Para esas generaciones que crecimos sobre el pentagrama de sonrisas y lágrimas, entre los sesenta y los últimos coletazos de los ochenta, ser selváticos animales o rodearnos de seres salvajes en su comportamiento no es algo particularmente extraño. Seres que requieren algo de domesticación, de tacto en sus formas y empatía en su trato. Por eso, seguramente, ayer muchos nos reímos tanto entre las butacas del Teatro Juan Bravo de la Diputación con ‘Animales de compañía’; porque los personajes de Laura Galán, Iñaki Ardanaz, Mónica Regueiro, Jorge Suquet y Carmen Ruiz nos recordaron un poco a los tigres y víboras de cascabel que a lo largo de nuestra vida nos han hecho entender, poco a poco y a veces entre sonrisas y otras entre lágrimas, las leyes de la selva.
Ayer era tarde de estreno nacional en el Teatro Juan Bravo y eso requería alfombra roja, focos e invitados especiales, entre los que se encontraban, por ejemplo los actores Jorge Cabrera e Irene Anula, y el director de la obra, Fele Martínez, quien, de pie y desde la misma puerta de acceso al teatro tuvo controlado cada movimiento y línea de sus animales, ente los que, de manera especial y a veces sin ni siquiera mediar palabra, Carmen Ruiz demostró ser una auténtica bestia de la escena y Jorge Suquet demostró acercarse también al concepto. Mientras la aparición de la primera, ausente en las primeras escenas del guion, supuso el gran punto de inflexión de la obra, tanto a nivel textual como interpretativo, la presencia del segundo sobre las tablas aportó consistencia al montaje desde el primer segundo hasta prácticamente el final. Un final tan de sonrisas, como de lágrimas. Tan de brindar con Bitter Kas.
Así lo entendió el público también, que llenó hasta la última butaca del Juan Bravo y siguió el ritmo de la obra sin apenas pestañear hasta acabar aplaudiéndolo de manera salvaje; que la tarde estaba para ello.
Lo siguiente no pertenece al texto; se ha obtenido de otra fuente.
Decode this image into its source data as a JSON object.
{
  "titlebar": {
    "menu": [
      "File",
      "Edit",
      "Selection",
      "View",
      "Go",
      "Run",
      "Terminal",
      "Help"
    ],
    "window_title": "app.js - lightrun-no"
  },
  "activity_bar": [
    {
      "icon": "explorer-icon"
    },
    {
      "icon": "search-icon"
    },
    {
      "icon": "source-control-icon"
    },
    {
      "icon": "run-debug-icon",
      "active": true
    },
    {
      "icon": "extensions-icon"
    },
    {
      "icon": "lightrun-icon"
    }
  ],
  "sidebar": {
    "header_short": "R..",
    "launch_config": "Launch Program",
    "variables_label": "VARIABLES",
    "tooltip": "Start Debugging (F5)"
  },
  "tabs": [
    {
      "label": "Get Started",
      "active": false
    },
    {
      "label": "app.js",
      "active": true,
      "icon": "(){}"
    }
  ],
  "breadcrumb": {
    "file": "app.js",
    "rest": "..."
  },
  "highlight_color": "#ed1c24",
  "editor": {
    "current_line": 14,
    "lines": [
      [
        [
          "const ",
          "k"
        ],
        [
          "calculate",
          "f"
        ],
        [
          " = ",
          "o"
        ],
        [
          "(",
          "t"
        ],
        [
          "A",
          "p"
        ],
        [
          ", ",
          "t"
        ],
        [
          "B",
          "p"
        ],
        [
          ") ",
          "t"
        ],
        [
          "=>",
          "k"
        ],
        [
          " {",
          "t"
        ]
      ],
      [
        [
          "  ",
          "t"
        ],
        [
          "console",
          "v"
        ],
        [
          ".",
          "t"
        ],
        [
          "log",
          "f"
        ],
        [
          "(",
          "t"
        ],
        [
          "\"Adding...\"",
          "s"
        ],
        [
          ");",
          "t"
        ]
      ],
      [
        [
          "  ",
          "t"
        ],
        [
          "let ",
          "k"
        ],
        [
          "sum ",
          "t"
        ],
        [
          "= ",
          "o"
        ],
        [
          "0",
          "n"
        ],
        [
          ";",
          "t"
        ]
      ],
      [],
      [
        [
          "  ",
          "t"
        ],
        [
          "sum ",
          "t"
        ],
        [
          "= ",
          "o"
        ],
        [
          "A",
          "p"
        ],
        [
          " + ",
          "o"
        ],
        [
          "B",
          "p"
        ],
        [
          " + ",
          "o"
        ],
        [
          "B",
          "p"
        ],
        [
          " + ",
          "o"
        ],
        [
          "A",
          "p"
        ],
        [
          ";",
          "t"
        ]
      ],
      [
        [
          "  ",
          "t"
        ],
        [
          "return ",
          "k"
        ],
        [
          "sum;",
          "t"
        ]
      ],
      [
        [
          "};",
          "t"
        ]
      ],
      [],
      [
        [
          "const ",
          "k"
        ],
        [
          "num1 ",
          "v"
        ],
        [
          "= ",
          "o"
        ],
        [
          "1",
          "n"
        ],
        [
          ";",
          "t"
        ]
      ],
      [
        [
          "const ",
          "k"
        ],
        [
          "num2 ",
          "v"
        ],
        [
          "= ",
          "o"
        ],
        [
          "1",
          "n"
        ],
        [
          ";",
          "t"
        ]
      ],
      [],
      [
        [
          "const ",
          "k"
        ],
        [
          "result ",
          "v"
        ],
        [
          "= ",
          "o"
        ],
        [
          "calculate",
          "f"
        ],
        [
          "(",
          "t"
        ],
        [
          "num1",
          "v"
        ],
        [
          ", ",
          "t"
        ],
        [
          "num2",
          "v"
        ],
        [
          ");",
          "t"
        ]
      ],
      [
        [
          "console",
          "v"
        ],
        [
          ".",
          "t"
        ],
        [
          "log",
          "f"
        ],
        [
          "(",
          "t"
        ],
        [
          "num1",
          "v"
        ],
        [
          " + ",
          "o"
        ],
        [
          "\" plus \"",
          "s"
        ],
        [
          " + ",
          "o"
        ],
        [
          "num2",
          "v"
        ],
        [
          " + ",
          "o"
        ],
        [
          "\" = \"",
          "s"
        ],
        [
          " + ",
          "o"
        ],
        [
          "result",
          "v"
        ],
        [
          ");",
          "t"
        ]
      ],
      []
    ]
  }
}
Porque ‘Animales de compañía’ comienza suave, como el ronroneo de un gato o el canto seductor de un periquito; continúa alerta, como el aviso indiscreto de un loro; en un momento determinado se vuelve felina y araña todo lo que encuentra a su paso; y finaliza algo tranquila, algo comprensiva, como esas miradas de los perros que parecen perdonarlo todo.
Y todo ello en medio de una cocina, donde se enfrían las conversaciones cada vez que se abre la puerta del frigorífico, donde, entre cuchillos de plástico, se clavan con dificultad las mentiras. Donde, entre luces que se apagan y se encienden, y música que suena tan alta que molesta, su director consigue hasta que al espectador la cabeza le dé tantas vueltas como a la de su protagonista. Y todo ello también mientras los personajes, creyendo estar “fetén, gracias”, hablan y se enfrentan a situaciones de egoísmo, de celos, de desamor, de amor, de obsesiones, de vergüenza, de soberbia, de inseguridad, de victimismo o de traición. De lo que otorga, o no, el privilegio del bienestar emocional. Como podría hacerlo cualquier ser humano en esta selvática tierra; desde Segovia hasta Zaragoza, desde Azuqueca de Henares hasta Sidney. Desde ayer hasta hoy; que mañana, tal vez, será otro día.